Zoe speaking at the Workforce South Conference in February

This month’s round-up launches a new series of interviews that shine the spotlight on the chairs of each of the Action Groups.

A serving councillor and current Mayor Elect in Gosport and a Hampshire County Councillor, Zoe’s career has taken her from sports therapy to Teaching & Learning and Advanced Management. She has worked in education and was Head of Saints Learning at Southampton Football Club.

A mother of two, she has a passion for Gosport, having grown up there and as well as chairing Business South’s Workforce South Action Group, she  chairs the Gosport Food Partnership.

Like a lot of people, Zoe Huggins used the last couple of years to reappraise where her life was going.

“I ended up asking myself why I was doing what I was doing. The narrative between motivations and fulfilment are two different things. We can be motivated by status and decision-making and how we affect and influence people’s lives.

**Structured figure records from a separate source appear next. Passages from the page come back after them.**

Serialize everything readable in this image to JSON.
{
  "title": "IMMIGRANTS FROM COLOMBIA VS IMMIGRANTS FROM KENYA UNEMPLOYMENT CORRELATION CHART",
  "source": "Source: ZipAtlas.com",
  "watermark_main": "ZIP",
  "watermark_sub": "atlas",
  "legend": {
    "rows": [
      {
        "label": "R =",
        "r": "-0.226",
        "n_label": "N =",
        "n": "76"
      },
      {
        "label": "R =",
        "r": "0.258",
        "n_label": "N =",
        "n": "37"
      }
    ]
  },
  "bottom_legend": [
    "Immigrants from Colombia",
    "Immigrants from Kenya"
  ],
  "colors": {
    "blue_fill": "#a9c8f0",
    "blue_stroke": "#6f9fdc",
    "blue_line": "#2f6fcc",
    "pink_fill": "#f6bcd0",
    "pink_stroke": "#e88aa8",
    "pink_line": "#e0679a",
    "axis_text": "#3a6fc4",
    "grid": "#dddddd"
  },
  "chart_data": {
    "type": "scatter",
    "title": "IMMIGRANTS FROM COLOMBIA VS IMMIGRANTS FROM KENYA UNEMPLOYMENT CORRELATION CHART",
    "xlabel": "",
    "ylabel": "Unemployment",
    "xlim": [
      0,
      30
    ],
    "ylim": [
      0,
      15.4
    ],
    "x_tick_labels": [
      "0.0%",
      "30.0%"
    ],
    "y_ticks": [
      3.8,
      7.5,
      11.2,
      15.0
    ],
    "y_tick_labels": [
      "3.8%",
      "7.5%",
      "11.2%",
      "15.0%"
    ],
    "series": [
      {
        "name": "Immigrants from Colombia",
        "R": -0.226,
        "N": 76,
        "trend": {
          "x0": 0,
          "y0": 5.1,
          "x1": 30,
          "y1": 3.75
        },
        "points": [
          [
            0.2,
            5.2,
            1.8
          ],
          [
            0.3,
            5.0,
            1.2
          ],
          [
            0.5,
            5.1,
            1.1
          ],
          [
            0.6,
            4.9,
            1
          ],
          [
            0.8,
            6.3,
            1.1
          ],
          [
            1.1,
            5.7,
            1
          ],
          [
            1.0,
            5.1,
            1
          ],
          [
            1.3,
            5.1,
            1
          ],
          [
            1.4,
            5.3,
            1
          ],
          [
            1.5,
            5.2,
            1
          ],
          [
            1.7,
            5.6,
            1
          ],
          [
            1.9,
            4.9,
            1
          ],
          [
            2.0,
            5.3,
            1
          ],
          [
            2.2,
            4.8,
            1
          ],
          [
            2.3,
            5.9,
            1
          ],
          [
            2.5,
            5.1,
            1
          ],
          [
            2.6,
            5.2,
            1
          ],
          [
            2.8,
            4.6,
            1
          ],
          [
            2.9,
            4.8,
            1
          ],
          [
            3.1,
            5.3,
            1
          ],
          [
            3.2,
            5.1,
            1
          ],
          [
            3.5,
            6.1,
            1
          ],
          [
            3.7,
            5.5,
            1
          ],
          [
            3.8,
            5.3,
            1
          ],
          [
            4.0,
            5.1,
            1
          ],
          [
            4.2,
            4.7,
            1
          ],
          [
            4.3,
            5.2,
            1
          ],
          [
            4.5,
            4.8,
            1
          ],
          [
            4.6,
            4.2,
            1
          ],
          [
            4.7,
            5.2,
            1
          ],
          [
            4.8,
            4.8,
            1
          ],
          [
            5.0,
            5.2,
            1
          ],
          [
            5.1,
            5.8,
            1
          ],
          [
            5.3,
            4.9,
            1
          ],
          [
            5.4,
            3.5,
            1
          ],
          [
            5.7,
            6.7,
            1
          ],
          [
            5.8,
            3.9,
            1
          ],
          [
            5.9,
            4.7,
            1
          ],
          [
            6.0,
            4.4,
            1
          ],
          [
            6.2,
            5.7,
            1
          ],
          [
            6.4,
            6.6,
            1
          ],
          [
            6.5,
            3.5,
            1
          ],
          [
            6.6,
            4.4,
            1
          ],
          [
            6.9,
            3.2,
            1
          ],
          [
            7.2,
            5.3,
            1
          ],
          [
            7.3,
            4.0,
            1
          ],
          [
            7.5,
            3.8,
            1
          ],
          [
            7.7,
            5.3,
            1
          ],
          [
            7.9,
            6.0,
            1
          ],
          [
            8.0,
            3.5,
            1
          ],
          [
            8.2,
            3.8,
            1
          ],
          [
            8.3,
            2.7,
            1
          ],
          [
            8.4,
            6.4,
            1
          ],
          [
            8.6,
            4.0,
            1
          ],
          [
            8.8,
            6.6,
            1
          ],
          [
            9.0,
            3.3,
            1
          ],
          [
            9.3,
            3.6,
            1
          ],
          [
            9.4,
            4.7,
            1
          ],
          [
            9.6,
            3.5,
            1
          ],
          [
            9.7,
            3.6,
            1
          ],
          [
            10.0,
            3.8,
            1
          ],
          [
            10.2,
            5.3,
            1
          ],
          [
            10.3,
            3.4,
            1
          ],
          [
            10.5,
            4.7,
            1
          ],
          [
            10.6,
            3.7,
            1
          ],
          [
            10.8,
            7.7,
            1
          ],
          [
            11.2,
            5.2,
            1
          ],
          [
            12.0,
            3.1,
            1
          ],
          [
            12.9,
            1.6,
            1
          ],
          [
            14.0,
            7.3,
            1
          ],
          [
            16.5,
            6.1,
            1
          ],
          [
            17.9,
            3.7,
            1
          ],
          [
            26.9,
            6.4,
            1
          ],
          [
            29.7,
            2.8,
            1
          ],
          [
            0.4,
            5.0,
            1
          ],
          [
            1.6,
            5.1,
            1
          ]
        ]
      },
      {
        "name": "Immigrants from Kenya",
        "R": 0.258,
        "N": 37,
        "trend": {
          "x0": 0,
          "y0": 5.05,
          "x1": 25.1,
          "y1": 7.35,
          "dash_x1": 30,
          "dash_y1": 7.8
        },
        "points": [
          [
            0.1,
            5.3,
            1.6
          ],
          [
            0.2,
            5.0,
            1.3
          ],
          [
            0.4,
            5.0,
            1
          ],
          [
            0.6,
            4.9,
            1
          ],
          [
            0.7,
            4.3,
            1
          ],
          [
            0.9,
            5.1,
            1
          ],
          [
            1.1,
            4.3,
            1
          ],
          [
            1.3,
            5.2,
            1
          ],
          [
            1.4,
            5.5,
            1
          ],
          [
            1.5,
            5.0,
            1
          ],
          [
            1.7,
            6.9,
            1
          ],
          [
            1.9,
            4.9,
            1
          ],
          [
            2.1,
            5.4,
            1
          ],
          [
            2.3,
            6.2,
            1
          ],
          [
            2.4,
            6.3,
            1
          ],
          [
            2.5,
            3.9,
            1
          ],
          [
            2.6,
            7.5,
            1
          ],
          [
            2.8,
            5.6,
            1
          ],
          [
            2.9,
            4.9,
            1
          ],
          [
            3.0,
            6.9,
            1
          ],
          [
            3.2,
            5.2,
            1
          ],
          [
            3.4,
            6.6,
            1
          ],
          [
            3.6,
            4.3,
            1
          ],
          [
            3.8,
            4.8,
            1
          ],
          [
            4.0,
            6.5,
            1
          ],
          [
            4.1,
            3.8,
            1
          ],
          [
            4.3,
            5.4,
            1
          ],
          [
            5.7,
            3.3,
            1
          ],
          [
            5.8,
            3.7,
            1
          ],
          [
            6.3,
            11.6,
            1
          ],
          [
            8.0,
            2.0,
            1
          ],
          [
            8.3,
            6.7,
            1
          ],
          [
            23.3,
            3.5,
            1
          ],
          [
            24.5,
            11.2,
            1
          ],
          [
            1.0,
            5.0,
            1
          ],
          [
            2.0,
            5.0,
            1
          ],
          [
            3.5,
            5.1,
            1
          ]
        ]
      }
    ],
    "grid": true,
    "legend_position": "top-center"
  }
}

“Fulfilment is about how we approach this and how we feel when we are purposeful. I discovered the answer to my why was people centric.

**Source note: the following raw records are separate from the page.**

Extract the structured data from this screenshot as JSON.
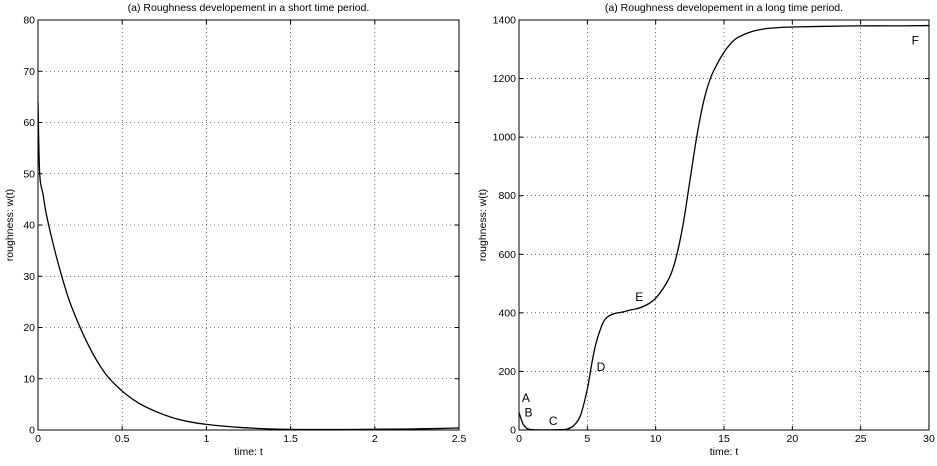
{
  "chart_data": [
    {
      "type": "line",
      "title": "(a) Roughness developement in a short time period.",
      "xlabel": "time: t",
      "ylabel": "roughness: w(t)",
      "xlim": [
        0,
        2.5
      ],
      "ylim": [
        0,
        80
      ],
      "xticks": [
        "0",
        "0.5",
        "1",
        "1.5",
        "2",
        "2.5"
      ],
      "yticks": [
        "0",
        "10",
        "20",
        "30",
        "40",
        "50",
        "60",
        "70",
        "80"
      ],
      "grid": true,
      "series": [
        {
          "x": [
            0,
            0.01,
            0.03,
            0.05,
            0.1,
            0.15,
            0.2,
            0.3,
            0.4,
            0.5,
            0.6,
            0.7,
            0.8,
            0.9,
            1.0,
            1.2,
            1.4,
            1.6,
            1.8,
            2.0,
            2.2,
            2.4,
            2.5
          ],
          "values": [
            64,
            50,
            46,
            42,
            35,
            29,
            24,
            16.5,
            11,
            7.6,
            5.2,
            3.6,
            2.4,
            1.6,
            1.1,
            0.5,
            0.2,
            0.1,
            0.1,
            0.15,
            0.2,
            0.3,
            0.4
          ]
        }
      ],
      "annotations": []
    },
    {
      "type": "line",
      "title": "(a) Roughness developement in a long time period.",
      "xlabel": "time: t",
      "ylabel": "roughness: w(t)",
      "xlim": [
        0,
        30
      ],
      "ylim": [
        0,
        1400
      ],
      "xticks": [
        "0",
        "5",
        "10",
        "15",
        "20",
        "25",
        "30"
      ],
      "yticks": [
        "0",
        "200",
        "400",
        "600",
        "800",
        "1000",
        "1200",
        "1400"
      ],
      "grid": true,
      "series": [
        {
          "x": [
            0,
            0.3,
            0.6,
            1,
            2,
            3,
            3.5,
            4,
            4.5,
            5,
            5.3,
            5.6,
            6,
            6.3,
            6.6,
            7,
            7.5,
            8,
            9,
            10,
            11,
            11.5,
            12,
            12.5,
            13,
            13.5,
            14,
            14.5,
            15,
            15.5,
            16,
            17,
            18,
            19,
            20,
            22,
            25,
            28,
            30
          ],
          "values": [
            60,
            20,
            5,
            1,
            0.5,
            1,
            3,
            15,
            50,
            140,
            220,
            290,
            350,
            378,
            390,
            398,
            402,
            408,
            420,
            450,
            520,
            590,
            700,
            850,
            1000,
            1120,
            1200,
            1250,
            1290,
            1320,
            1340,
            1360,
            1370,
            1374,
            1376,
            1378,
            1380,
            1380,
            1381
          ]
        }
      ],
      "annotations": [
        {
          "text": "A",
          "x": 0.5,
          "y": 110
        },
        {
          "text": "B",
          "x": 0.7,
          "y": 60
        },
        {
          "text": "C",
          "x": 2.5,
          "y": 30
        },
        {
          "text": "D",
          "x": 6.0,
          "y": 215
        },
        {
          "text": "E",
          "x": 8.8,
          "y": 455
        },
        {
          "text": "F",
          "x": 29.0,
          "y": 1330
        }
      ]
    }
  ]
}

“When I looked at everything I do, people are at the centre of it. I was interested in communities, how I could affect and influence and improve people’s lives,” she said.

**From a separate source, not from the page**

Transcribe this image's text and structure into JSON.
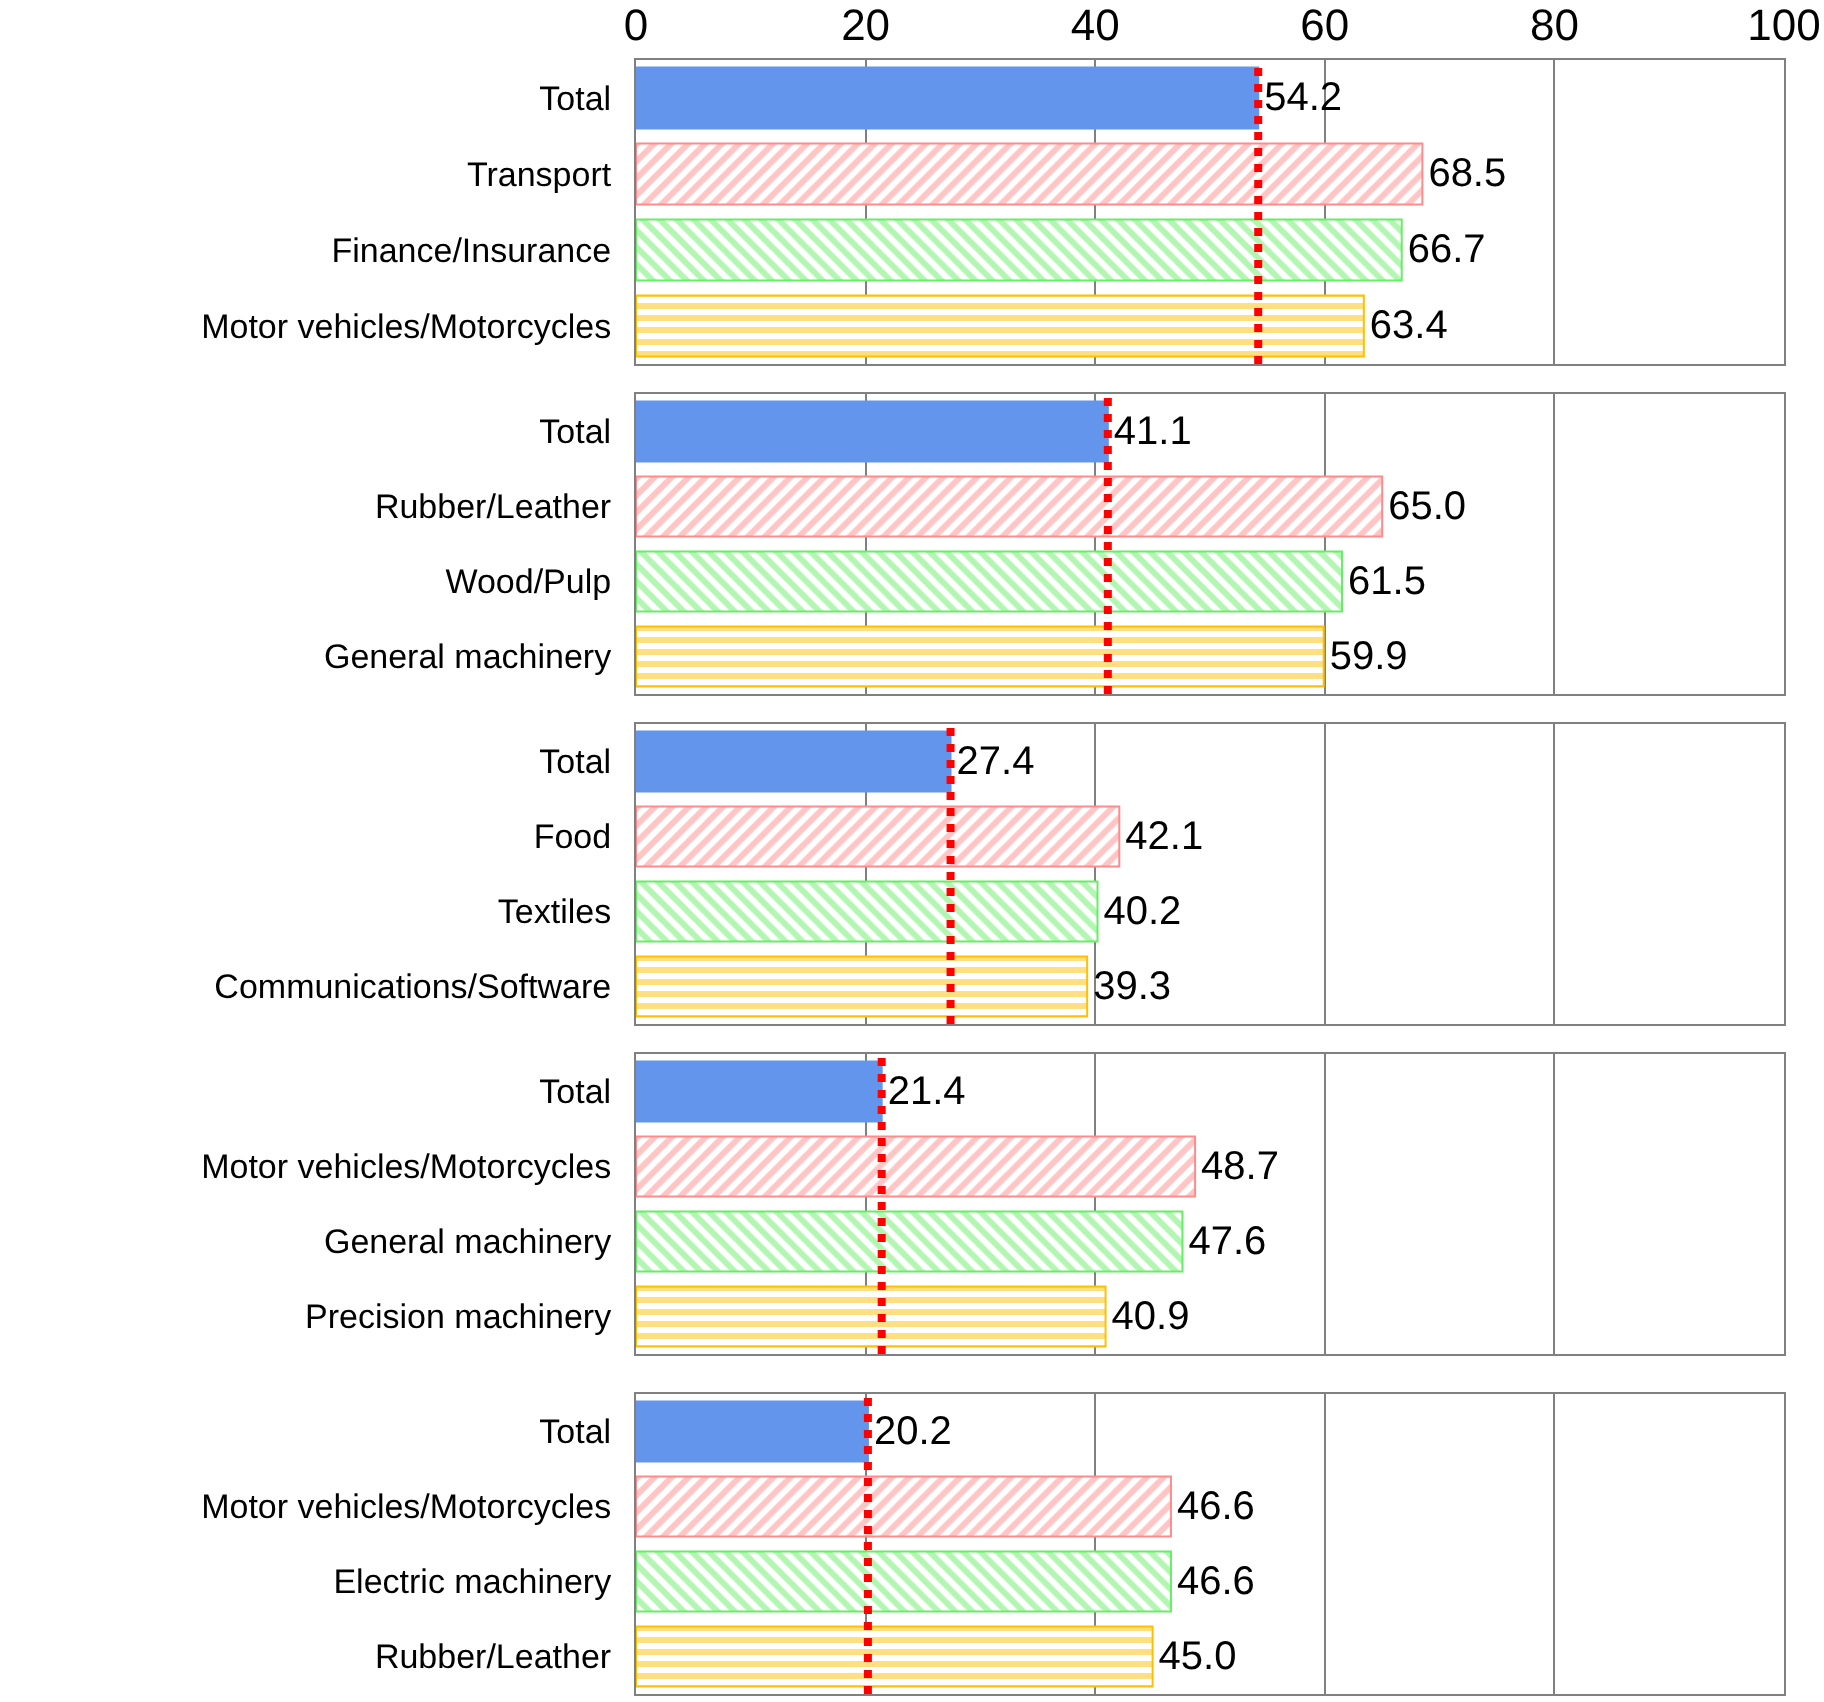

When she analysed her life,  she realised there were three central pillars – politics, education and business.

Zoe admitted she was hugely influenced by her Nan, who was a very humble and strong woman.

“She taught me the importance of being confident in myself and what I can achieve, what being part of community was all about and how I could solve problems”

“I have lived in Gosport all my life and I believe in localism and the power of local politics and people” she said.

A great example of working together at a local level has been Zoe’s involvement with the Gosport Food Partnership. During the pandemic, there was a huge upturn in the number of people relying on the food banks to feed their families. An issue we see continue as the cost of living, continues to rise.

“During the pandemic I was honoured to have been elected as Mayor of Gosport and as chair of the Gosport Food Partnership, it was important that we evolved with demand and the changing issues. I was interested in how we could help people to move away from that dependency. The group has now split into two sub-groups, with crisis food still a focus for partners however one sub-group has moved to look at long-term sustainability which means eating well and living healthy lives.

“Knowledge is the greatest gift and we are working with members of the community to show how they can grow their own food or benefit mentally from open spaces – in Gosport we even have a GP practice with an allotment and a wellness garden,” she said.

Working with business and looking at social mobility is key to Zoe’s thinking and she clearly enjoys the challenge of leading the Workforce South Action Group.

“It is a really interesting time for business as we look at how they deal with flexible working, skills demands and mental health issues.

“We need to be aware that while payroll is at 29,5m people, we still have 1.2m vacancies – and there is the issue of real earnings versus how people can actually afford to live.

“The current skills issue is one that affects all the Business South Action Groups and needs to be seen in the context of the opportunities that arise from the Solent Freeport, the City of Culture in Southampton, digital opportunities and the green agenda,” she said.

Looking ahead Zoe is clear on how she will measure her success.

“ We will know if we have made an impact, if we see payroll continue to increase, fewer zero hours contracts, a reduction in mental health issues and the Central South emerging as a joined up thriving economy for all,” she added.